At the same time the Court of Appeal confirmed the Court's 2021 position on the links between climate change and human rights law. A series of national and regional climate change-related judgments, as well as various UN reports and resolutions were relied on to conclude that “there can be no doubt that protection from dangerous climate change is a human right”.
Courts recognising climate change protection as a fundamental human right marks a significant turning point in global environmental governance. This declaration underscores the urgent need for actionable frameworks to address the complexities of climate change, particularly in the realm of disputes surrounding Net-Zero commitments.
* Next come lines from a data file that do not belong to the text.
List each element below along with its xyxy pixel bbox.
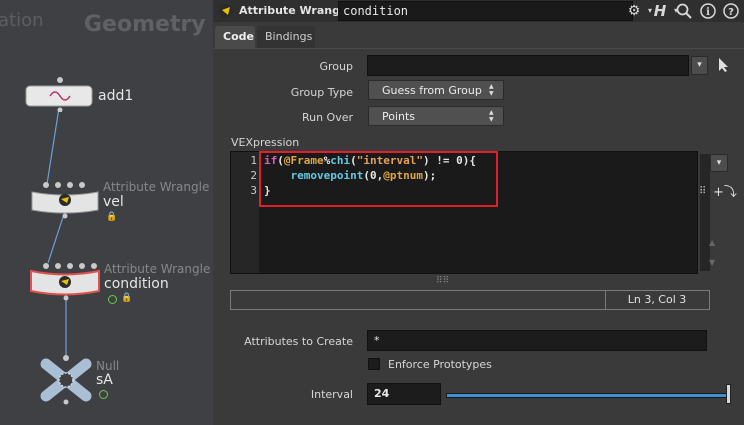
parameter-toolbar: Attribute Wrangle condition ⚙ ▾ H ▾ i ?: [213, 0, 744, 22]
display-flag-icon: [108, 295, 117, 304]
group-type-value: Guess from Group: [382, 84, 482, 97]
node-label-condition: condition: [104, 276, 169, 292]
run-over-menu[interactable]: Points ▲ ▼: [368, 106, 504, 126]
lock-icon: 🔒: [106, 212, 118, 222]
line-number: 2: [250, 169, 257, 182]
node-label-sA: sA: [96, 372, 113, 388]
menu-arrows-icon: ▲ ▼: [489, 83, 494, 97]
vex-code-editor[interactable]: 1 2 3 if(@Frame%chi("interval") != 0){ r…: [230, 151, 710, 286]
interval-slider[interactable]: [446, 393, 731, 398]
svg-text:i: i: [706, 7, 710, 18]
node-type-condition: Attribute Wrangle: [104, 262, 211, 276]
display-flag-icon: [99, 390, 108, 399]
interval-slider-fill: [447, 394, 730, 397]
selection-arrow-icon[interactable]: [716, 57, 730, 73]
search-icon[interactable]: [675, 2, 693, 20]
node-type-sA: Null: [96, 359, 120, 373]
drag-handle-icon[interactable]: ⠿: [699, 186, 706, 197]
node-label-add1: add1: [98, 88, 134, 104]
wrangle-icon: [219, 4, 233, 18]
node-label-vel: vel: [103, 194, 124, 210]
editor-menu-button[interactable]: ▾: [710, 154, 728, 172]
interval-slider-handle[interactable]: [726, 384, 731, 404]
node-sA[interactable]: [40, 354, 92, 406]
network-editor[interactable]: ation Geometry add1 Attribute Wrangle ve…: [0, 0, 213, 425]
group-type-menu[interactable]: Guess from Group ▲ ▼: [368, 80, 504, 100]
operator-type-label: Attribute Wrangle: [239, 4, 352, 17]
lock-icon: 🔒: [121, 293, 133, 303]
svg-text:?: ?: [728, 7, 734, 18]
vexpression-label: VEXpression: [231, 136, 300, 149]
group-field[interactable]: [367, 55, 689, 76]
group-label: Group: [319, 60, 354, 73]
tab-divider: [213, 48, 744, 49]
code-highlight-annotation: [259, 151, 498, 207]
info-icon[interactable]: i: [699, 2, 717, 20]
cursor-position: Ln 3, Col 3: [627, 293, 687, 306]
add-binding-icon[interactable]: +⤵: [713, 181, 737, 200]
enforce-prototypes-checkbox[interactable]: [368, 358, 380, 370]
tab-bindings[interactable]: Bindings: [257, 26, 315, 48]
resize-grip-icon[interactable]: ⠿⠿: [436, 276, 449, 286]
group-type-label: Group Type: [290, 86, 353, 99]
node-condition[interactable]: [28, 260, 102, 302]
line-number-gutter: 1 2 3: [231, 152, 259, 273]
enforce-prototypes-label: Enforce Prototypes: [388, 358, 492, 371]
menu-arrows-icon: ▲ ▼: [489, 109, 494, 123]
interval-field[interactable]: 24: [367, 383, 441, 405]
attributes-to-create-label: Attributes to Create: [244, 335, 353, 348]
attributes-to-create-field[interactable]: *: [367, 330, 707, 351]
node-name-field[interactable]: condition: [338, 1, 633, 21]
node-add1[interactable]: [22, 76, 94, 112]
help-icon[interactable]: ?: [722, 2, 740, 20]
run-over-label: Run Over: [301, 111, 353, 124]
tab-code[interactable]: Code: [215, 26, 255, 48]
run-over-value: Points: [382, 110, 416, 123]
line-number: 1: [250, 154, 257, 167]
parameter-editor: Attribute Wrangle condition ⚙ ▾ H ▾ i ? …: [213, 0, 744, 425]
group-dropdown-button[interactable]: ▾: [691, 56, 708, 75]
interval-label: Interval: [310, 388, 353, 401]
editor-status-bar: Ln 3, Col 3: [230, 290, 710, 310]
node-type-vel: Attribute Wrangle: [103, 180, 210, 194]
node-vel[interactable]: [28, 180, 102, 220]
editor-side-arrows-icon[interactable]: ▲ ▼: [709, 238, 715, 268]
line-number: 3: [250, 184, 257, 197]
By framing climate change protection as a human right, courts not only elevate its legal and moral importance, but also create a binding obligation for governments, corporations, and individuals to act decisively.
Such a judicial stance showcases the importance of the United Nations Commission on International Trade Law jointly with the Ministry of Law in Singapore having convened a global panel discussion focused on Net Zero disputes and the role of mediation specifically. As the intersection of human rights and climate change gains recognition, comments were made by key members of the panel that innovative tools and collaborative processes like mediation are essential to addressing the complexities of Net Zero disputes. This approach not only advances the pursuit of climate justice but also reinforces the idea that achieving Net Zero is not merely a legal or economic challenge—it is a moral imperative tied to the protection of human rights
Cases of the sort can also be seen as a form of tactical litigation, which, in simple terms, is when a group or organization brings a legal case to court not necessarily to win, but to raise awareness and push for change on important issues. The legal system thus also serves as a platform to highlight pressing issues and rally support for reform. As Dr Georgina Tsagas concluded: Where there’s a will, there’s a way. All forms – litigation, arbitration and mediation – can uphold different ways of addressing these net zero disputes.”
Mediation & Greenwashing
One of the audience questions brought attention to the issue of greenwashing—companies falsely claiming to meet net zero targets. Dr. Tsagas jointly with the panel explored the role of mediation in addressing such claims, suggesting that mediation could be one of the ways to ensure transparency and accountability, possibly involving experts to verify claims and resolve disputes more amicably.
A Hopeful Outlook
The session was concluded by underscoring the importance of exploring diverse legal avenues to address net zero disputes. Dr Tsagas noted that the rise in litigation and the development of ADR methods signal a need for ongoing innovation in legal frameworks to keep pace with global climate goals. Her closing remarks expressed optimism that, with the right tools and collaborative spirit, stakeholders can navigate the complexities of net zero and drive meaningful progress.
Concluding Remarks
The session provided valuable insights into the legal landscape of net zero disputes, stressing the need for both clear definitions and robust mechanisms for dispute resolution. As companies worldwide strive to meet ambitious climate targets, the legal community’s role in facilitating and enforcing these goals remains crucial.